Il n’a jamais tenté de la chercher après sa disparation, pire a été le premier à l’acter avec satisfaction, la prétendant « partie faire la fête en Italie » pour répondre aux affres de sa famille, a capté l’argent qu’il lui avait fait capter au grand dam de sa conscience que d’en avoir dû trahir sa famille, la rendant ainsi suicidaire comme il la voulait pour ce faire, a toujours manifesté le cynisme qui a forcément dû être celui habitant qui a pu tuer cette jeune femme.
Quand la vérité est trop claire, on s’en inquiète bizarrement, c’est le seul mystère de cette affaire.
Notre penchant pour l’aveuglement volontaire.
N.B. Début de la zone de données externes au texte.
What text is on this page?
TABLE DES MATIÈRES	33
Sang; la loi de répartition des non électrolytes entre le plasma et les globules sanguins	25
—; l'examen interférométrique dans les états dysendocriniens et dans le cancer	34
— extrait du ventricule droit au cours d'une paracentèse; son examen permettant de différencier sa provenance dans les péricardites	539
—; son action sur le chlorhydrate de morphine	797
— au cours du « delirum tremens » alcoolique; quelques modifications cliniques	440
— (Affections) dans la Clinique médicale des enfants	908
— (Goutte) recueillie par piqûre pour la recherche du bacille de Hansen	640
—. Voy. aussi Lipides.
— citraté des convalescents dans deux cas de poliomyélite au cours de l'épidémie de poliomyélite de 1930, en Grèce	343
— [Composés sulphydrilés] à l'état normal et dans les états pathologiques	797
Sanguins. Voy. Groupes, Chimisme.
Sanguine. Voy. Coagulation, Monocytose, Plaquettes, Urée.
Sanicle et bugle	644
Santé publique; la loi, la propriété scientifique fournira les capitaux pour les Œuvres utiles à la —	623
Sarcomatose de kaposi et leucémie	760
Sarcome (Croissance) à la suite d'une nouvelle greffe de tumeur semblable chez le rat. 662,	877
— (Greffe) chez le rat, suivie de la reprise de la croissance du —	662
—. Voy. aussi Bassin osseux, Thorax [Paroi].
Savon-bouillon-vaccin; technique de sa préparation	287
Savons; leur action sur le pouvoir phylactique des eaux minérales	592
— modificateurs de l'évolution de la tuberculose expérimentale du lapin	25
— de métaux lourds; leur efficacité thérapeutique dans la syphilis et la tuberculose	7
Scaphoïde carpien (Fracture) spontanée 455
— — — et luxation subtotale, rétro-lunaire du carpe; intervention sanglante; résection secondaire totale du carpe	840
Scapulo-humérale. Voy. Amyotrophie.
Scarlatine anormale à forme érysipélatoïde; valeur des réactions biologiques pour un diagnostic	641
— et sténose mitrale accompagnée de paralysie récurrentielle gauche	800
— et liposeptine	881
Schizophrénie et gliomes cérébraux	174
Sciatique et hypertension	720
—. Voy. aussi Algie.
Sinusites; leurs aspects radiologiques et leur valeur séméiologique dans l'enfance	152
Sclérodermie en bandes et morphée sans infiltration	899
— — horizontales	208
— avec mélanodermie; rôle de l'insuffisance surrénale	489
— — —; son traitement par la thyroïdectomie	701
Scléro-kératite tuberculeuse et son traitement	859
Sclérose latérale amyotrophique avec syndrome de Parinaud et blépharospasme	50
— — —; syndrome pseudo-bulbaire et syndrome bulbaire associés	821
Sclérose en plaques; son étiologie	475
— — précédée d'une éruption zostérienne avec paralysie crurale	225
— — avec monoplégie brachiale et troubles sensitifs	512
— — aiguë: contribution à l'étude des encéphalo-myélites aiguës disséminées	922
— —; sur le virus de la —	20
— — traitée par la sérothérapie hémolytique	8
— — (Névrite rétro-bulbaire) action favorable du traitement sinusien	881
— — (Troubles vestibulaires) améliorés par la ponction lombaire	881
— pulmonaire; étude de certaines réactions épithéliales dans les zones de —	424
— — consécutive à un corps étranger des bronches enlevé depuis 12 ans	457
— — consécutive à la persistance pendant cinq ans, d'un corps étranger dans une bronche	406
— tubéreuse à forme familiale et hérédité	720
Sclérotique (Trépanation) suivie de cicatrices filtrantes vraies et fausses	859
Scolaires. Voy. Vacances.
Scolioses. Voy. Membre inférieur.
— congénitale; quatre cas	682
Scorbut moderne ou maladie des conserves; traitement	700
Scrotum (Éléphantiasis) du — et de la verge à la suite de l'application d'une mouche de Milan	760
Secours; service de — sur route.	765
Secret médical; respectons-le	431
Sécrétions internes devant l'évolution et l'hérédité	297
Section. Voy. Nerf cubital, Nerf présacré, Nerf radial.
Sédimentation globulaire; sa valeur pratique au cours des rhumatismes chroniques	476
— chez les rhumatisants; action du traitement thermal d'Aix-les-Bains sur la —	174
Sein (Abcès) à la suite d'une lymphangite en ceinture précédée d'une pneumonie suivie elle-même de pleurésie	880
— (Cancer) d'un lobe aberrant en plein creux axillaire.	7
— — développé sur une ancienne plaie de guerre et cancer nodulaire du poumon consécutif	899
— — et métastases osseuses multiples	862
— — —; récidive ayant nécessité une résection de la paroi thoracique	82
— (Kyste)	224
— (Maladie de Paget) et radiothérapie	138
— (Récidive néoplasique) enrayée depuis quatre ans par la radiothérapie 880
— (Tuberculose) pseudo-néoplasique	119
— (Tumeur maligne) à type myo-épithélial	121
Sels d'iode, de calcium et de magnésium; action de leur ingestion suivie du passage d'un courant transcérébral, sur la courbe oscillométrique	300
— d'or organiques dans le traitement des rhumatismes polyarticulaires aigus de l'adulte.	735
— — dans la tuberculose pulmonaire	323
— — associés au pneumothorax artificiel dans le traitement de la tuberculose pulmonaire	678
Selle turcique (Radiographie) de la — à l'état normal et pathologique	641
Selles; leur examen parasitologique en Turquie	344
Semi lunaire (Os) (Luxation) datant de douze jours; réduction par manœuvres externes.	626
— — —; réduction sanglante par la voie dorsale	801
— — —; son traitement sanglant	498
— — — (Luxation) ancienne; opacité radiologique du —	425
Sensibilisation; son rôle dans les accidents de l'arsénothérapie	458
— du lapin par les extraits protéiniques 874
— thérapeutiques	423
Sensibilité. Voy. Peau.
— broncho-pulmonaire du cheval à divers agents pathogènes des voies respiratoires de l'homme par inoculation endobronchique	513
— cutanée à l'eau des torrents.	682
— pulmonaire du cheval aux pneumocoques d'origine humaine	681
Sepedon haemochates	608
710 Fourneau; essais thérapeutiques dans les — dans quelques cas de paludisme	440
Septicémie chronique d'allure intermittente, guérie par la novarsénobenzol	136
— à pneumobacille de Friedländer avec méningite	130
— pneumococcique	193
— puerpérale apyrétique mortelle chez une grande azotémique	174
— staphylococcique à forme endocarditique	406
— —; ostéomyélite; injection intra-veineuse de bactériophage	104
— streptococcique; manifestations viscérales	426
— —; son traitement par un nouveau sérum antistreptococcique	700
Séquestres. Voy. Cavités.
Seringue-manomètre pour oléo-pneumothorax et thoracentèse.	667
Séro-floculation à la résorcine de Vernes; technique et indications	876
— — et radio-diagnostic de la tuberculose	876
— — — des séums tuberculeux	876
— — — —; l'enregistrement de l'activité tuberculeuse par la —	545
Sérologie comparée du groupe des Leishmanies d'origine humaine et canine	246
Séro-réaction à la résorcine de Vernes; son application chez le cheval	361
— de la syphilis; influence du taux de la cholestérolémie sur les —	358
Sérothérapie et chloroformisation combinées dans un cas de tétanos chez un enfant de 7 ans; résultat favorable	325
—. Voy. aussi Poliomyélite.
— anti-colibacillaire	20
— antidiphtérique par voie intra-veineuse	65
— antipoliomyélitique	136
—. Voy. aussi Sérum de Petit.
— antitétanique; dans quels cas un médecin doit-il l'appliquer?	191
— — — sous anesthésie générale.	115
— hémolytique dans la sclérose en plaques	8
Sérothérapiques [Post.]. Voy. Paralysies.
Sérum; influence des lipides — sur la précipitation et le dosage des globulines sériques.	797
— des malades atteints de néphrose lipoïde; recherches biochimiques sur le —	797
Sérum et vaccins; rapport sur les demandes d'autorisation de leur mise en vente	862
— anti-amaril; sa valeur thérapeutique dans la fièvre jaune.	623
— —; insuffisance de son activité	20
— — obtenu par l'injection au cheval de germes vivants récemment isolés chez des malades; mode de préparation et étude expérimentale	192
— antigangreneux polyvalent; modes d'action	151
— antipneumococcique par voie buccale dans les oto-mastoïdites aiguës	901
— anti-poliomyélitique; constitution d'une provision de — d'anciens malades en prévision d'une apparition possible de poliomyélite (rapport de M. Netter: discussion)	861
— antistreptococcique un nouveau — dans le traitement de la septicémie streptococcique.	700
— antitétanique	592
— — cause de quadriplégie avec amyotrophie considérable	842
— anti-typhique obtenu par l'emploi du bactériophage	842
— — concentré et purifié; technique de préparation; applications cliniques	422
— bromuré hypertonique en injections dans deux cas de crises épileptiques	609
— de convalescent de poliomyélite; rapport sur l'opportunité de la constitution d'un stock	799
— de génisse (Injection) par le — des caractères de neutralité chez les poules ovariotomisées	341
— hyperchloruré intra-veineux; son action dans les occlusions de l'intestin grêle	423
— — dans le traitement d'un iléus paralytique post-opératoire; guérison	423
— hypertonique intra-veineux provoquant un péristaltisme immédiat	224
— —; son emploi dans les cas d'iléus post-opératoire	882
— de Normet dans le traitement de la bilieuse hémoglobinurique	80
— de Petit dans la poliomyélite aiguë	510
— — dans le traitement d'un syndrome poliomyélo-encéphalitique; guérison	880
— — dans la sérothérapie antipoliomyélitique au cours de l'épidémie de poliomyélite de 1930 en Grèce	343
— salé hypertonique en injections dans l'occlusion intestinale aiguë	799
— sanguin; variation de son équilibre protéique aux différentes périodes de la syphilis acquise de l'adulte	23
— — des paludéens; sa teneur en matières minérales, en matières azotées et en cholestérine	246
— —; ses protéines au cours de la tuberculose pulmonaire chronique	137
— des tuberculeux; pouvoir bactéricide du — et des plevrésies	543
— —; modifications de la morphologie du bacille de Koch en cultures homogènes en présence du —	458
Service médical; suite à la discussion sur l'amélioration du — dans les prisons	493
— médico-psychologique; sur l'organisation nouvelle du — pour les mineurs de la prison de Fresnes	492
Servitude collective à la cruauté de quelques-uns.
AO
Je profite de ce billet sur la côte d’azur pour vous demander si vous pouviez en faire un autre sur la fusillade qui a touché la mère Pastor. Cela paraît curieux que ce soit la mafia italienne qui ait fait ça, elle qui a toujours eu des bases avant à Monaco et qui est toujours resté discrète sur ce genre de choses dans cette ville précise, même s’il y a eu un scandale récent à Vintimille. Je ne veux pas paraître obsédé par cela en raison de notre époque, mais cela a plus à voir avec les mêmes qui ont impliqué votre ancien collègue Michel Neyret et ceux de la fraude à la taxe carbone…
Je dis ça, j’dis rien.
Pourquoi le parrain marseillais aurait-il ordonné la disparition de la jeune femme ?
G Moréas ne donne pas son sentiment sur cette question.
Une affaire complexe. Sauf découverte (miraculeuse avec le temps) d’un fait nouveau, il semble impossible de connaitre la vérité : un meurtrier idéal n’est pas forcément un meurtrier même si dans ce cas c’est certainement un sale type…
Le droit prévoit dans ce cas, même si c’est difficile pour la famille de la victime, que le doute bénéficie à l’accusé.
Merci pour votre texte très clair … devant une affaire qui ne l’est pas.